Friday, February 16, 2024

On the Insecurity of Software Bloat

Bert Hubert (via Hacker News):

The really short version: the way we build/ship software these days is mostly ridiculous, leading to 350MB packages that draw graphs, and simple products importing 1600 dependencies of unknown provenance. Software security is dire, which is a function both of the quality of the code and the sheer amount of it. Many of us know the current situation is untenable. Many programmers (and their management) sadly haven’t ever experienced anything else. And for the rest of us, we rarely get the time to do a better job.

In this post I briefly go over the terrible state of software security, and then spend some time on why it is so bad. I also mention some regulatory/legislative things going on that we might use to make software quality a priority again. Finally, I talk about an actual useful piece of software I wrote as a reality check of the idea that one can still make minimal and simple yet modern software.

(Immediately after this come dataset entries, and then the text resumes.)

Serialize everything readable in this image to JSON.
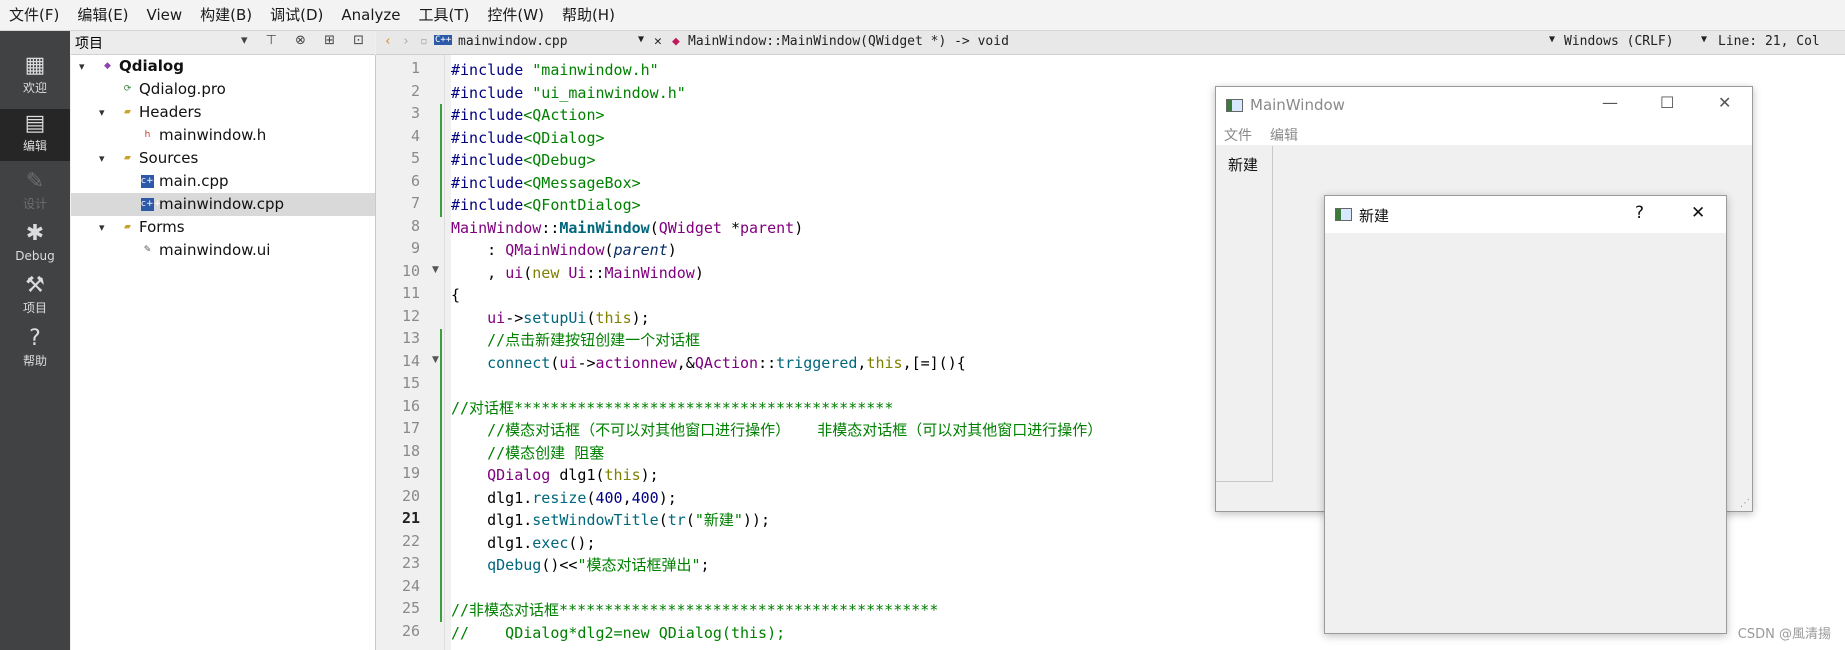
{
  "menu": [
    "文件(F)",
    "编辑(E)",
    "View",
    "构建(B)",
    "调试(D)",
    "Analyze",
    "工具(T)",
    "控件(W)",
    "帮助(H)"
  ],
  "modes": [
    {
      "label": "欢迎",
      "icon": "grid-icon"
    },
    {
      "label": "编辑",
      "icon": "document-icon"
    },
    {
      "label": "设计",
      "icon": "pencil-icon"
    },
    {
      "label": "Debug",
      "icon": "bug-icon"
    },
    {
      "label": "项目",
      "icon": "wrench-icon"
    },
    {
      "label": "帮助",
      "icon": "help-icon"
    }
  ],
  "tree": {
    "header": "项目",
    "items": [
      {
        "label": "Qdialog",
        "level": 0,
        "expanded": true,
        "icon": "project-icon",
        "bold": true
      },
      {
        "label": "Qdialog.pro",
        "level": 1,
        "icon": "pro-file-icon"
      },
      {
        "label": "Headers",
        "level": 1,
        "expanded": true,
        "icon": "folder-icon"
      },
      {
        "label": "mainwindow.h",
        "level": 2,
        "icon": "header-file-icon"
      },
      {
        "label": "Sources",
        "level": 1,
        "expanded": true,
        "icon": "folder-icon"
      },
      {
        "label": "main.cpp",
        "level": 2,
        "icon": "cpp-file-icon"
      },
      {
        "label": "mainwindow.cpp",
        "level": 2,
        "icon": "cpp-file-icon",
        "selected": true
      },
      {
        "label": "Forms",
        "level": 1,
        "expanded": true,
        "icon": "folder-icon"
      },
      {
        "label": "mainwindow.ui",
        "level": 2,
        "icon": "ui-file-icon"
      }
    ]
  },
  "editor": {
    "file": "mainwindow.cpp",
    "symbol": "MainWindow::MainWindow(QWidget *) -> void",
    "encoding": "Windows (CRLF)",
    "position": "Line: 21, Col",
    "current_line": 21,
    "lines": [
      [
        [
          "c-dir",
          "#include "
        ],
        [
          "c-str",
          "\"mainwindow.h\""
        ]
      ],
      [
        [
          "c-dir",
          "#include "
        ],
        [
          "c-str",
          "\"ui_mainwindow.h\""
        ]
      ],
      [
        [
          "c-dir",
          "#include"
        ],
        [
          "c-str",
          "<QAction>"
        ]
      ],
      [
        [
          "c-dir",
          "#include"
        ],
        [
          "c-str",
          "<QDialog>"
        ]
      ],
      [
        [
          "c-dir",
          "#include"
        ],
        [
          "c-str",
          "<QDebug>"
        ]
      ],
      [
        [
          "c-dir",
          "#include"
        ],
        [
          "c-str",
          "<QMessageBox>"
        ]
      ],
      [
        [
          "c-dir",
          "#include"
        ],
        [
          "c-str",
          "<QFontDialog>"
        ]
      ],
      [
        [
          "c-typ",
          "MainWindow"
        ],
        [
          "",
          "::"
        ],
        [
          "c-fnb",
          "MainWindow"
        ],
        [
          "",
          "("
        ],
        [
          "c-typ",
          "QWidget"
        ],
        [
          "",
          " *"
        ],
        [
          "c-typ",
          "parent"
        ],
        [
          "",
          ")"
        ]
      ],
      [
        [
          "",
          "    : "
        ],
        [
          "c-typ",
          "QMainWindow"
        ],
        [
          "",
          "("
        ],
        [
          "c-par",
          "parent"
        ],
        [
          "",
          ")"
        ]
      ],
      [
        [
          "",
          "    , "
        ],
        [
          "c-typ",
          "ui"
        ],
        [
          "",
          "("
        ],
        [
          "c-kw",
          "new"
        ],
        [
          "",
          " "
        ],
        [
          "c-typ",
          "Ui"
        ],
        [
          "",
          "::"
        ],
        [
          "c-typ",
          "MainWindow"
        ],
        [
          "",
          ")"
        ]
      ],
      [
        [
          "",
          "{"
        ]
      ],
      [
        [
          "",
          "    "
        ],
        [
          "c-typ",
          "ui"
        ],
        [
          "",
          "->"
        ],
        [
          "c-fn",
          "setupUi"
        ],
        [
          "",
          "("
        ],
        [
          "c-kw",
          "this"
        ],
        [
          "",
          ");"
        ]
      ],
      [
        [
          "c-cmt",
          "    //点击新建按钮创建一个对话框"
        ]
      ],
      [
        [
          "",
          "    "
        ],
        [
          "c-fn",
          "connect"
        ],
        [
          "",
          "("
        ],
        [
          "c-typ",
          "ui"
        ],
        [
          "",
          "->"
        ],
        [
          "c-typ",
          "actionnew"
        ],
        [
          "",
          ",&"
        ],
        [
          "c-typ",
          "QAction"
        ],
        [
          "",
          "::"
        ],
        [
          "c-fn",
          "triggered"
        ],
        [
          "",
          ","
        ],
        [
          "c-kw",
          "this"
        ],
        [
          "",
          ",[=](){"
        ]
      ],
      [
        [
          "",
          ""
        ]
      ],
      [
        [
          "c-cmt",
          "//对话框******************************************"
        ]
      ],
      [
        [
          "c-cmt",
          "    //模态对话框（不可以对其他窗口进行操作）   非模态对话框（可以对其他窗口进行操作）"
        ]
      ],
      [
        [
          "c-cmt",
          "    //模态创建 阻塞"
        ]
      ],
      [
        [
          "",
          "    "
        ],
        [
          "c-typ",
          "QDialog"
        ],
        [
          "",
          " dlg1("
        ],
        [
          "c-kw",
          "this"
        ],
        [
          "",
          ");"
        ]
      ],
      [
        [
          "",
          "    dlg1."
        ],
        [
          "c-fn",
          "resize"
        ],
        [
          "",
          "("
        ],
        [
          "c-num",
          "400"
        ],
        [
          "",
          ","
        ],
        [
          "c-num",
          "400"
        ],
        [
          "",
          ");"
        ]
      ],
      [
        [
          "",
          "    dlg1."
        ],
        [
          "c-fn",
          "setWindowTitle"
        ],
        [
          "",
          "("
        ],
        [
          "c-fn",
          "tr"
        ],
        [
          "",
          "("
        ],
        [
          "c-str",
          "\"新建\""
        ],
        [
          "",
          "));"
        ]
      ],
      [
        [
          "",
          "    dlg1."
        ],
        [
          "c-fn",
          "exec"
        ],
        [
          "",
          "();"
        ]
      ],
      [
        [
          "",
          "    "
        ],
        [
          "c-fn",
          "qDebug"
        ],
        [
          "",
          "()<<"
        ],
        [
          "c-str",
          "\"模态对话框弹出\""
        ],
        [
          "",
          ";"
        ]
      ],
      [
        [
          "",
          ""
        ]
      ],
      [
        [
          "c-cmt",
          "//非模态对话框******************************************"
        ]
      ],
      [
        [
          "c-cmt",
          "//    QDialog*dlg2=new QDialog(this);"
        ]
      ]
    ]
  },
  "mainwindow": {
    "title": "MainWindow",
    "menus": [
      "文件",
      "编辑"
    ],
    "toolbar_action": "新建"
  },
  "dialog": {
    "title": "新建",
    "help": "?",
    "close": "✕"
  },
  "watermark": "CSDN @風清揚"
}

I hope that this post provides some mental and moral support for suffering programmers and technologists who want to improve things. It is not just you, we are not merely suffering from nostalgia: software really is very weird today.

Niklaus Wirth:

Reducing complexity and size must be the goal in every step—in system specification, design, and in detailed programming. A programmer's competence should be judged by the ability to find simple solutions, certainly not by productivity measured in “number of lines ejected per day.” Prolific programmers contribute to certain disaster.

[…]

With Project Oberon we have demonstrated that flexible and powerful systems can be built with substantially fewer resources in less time than usual. The plague of software explosion is not a “law of nature.” It is avoidable, and it is the software engineer’s task to curtail it.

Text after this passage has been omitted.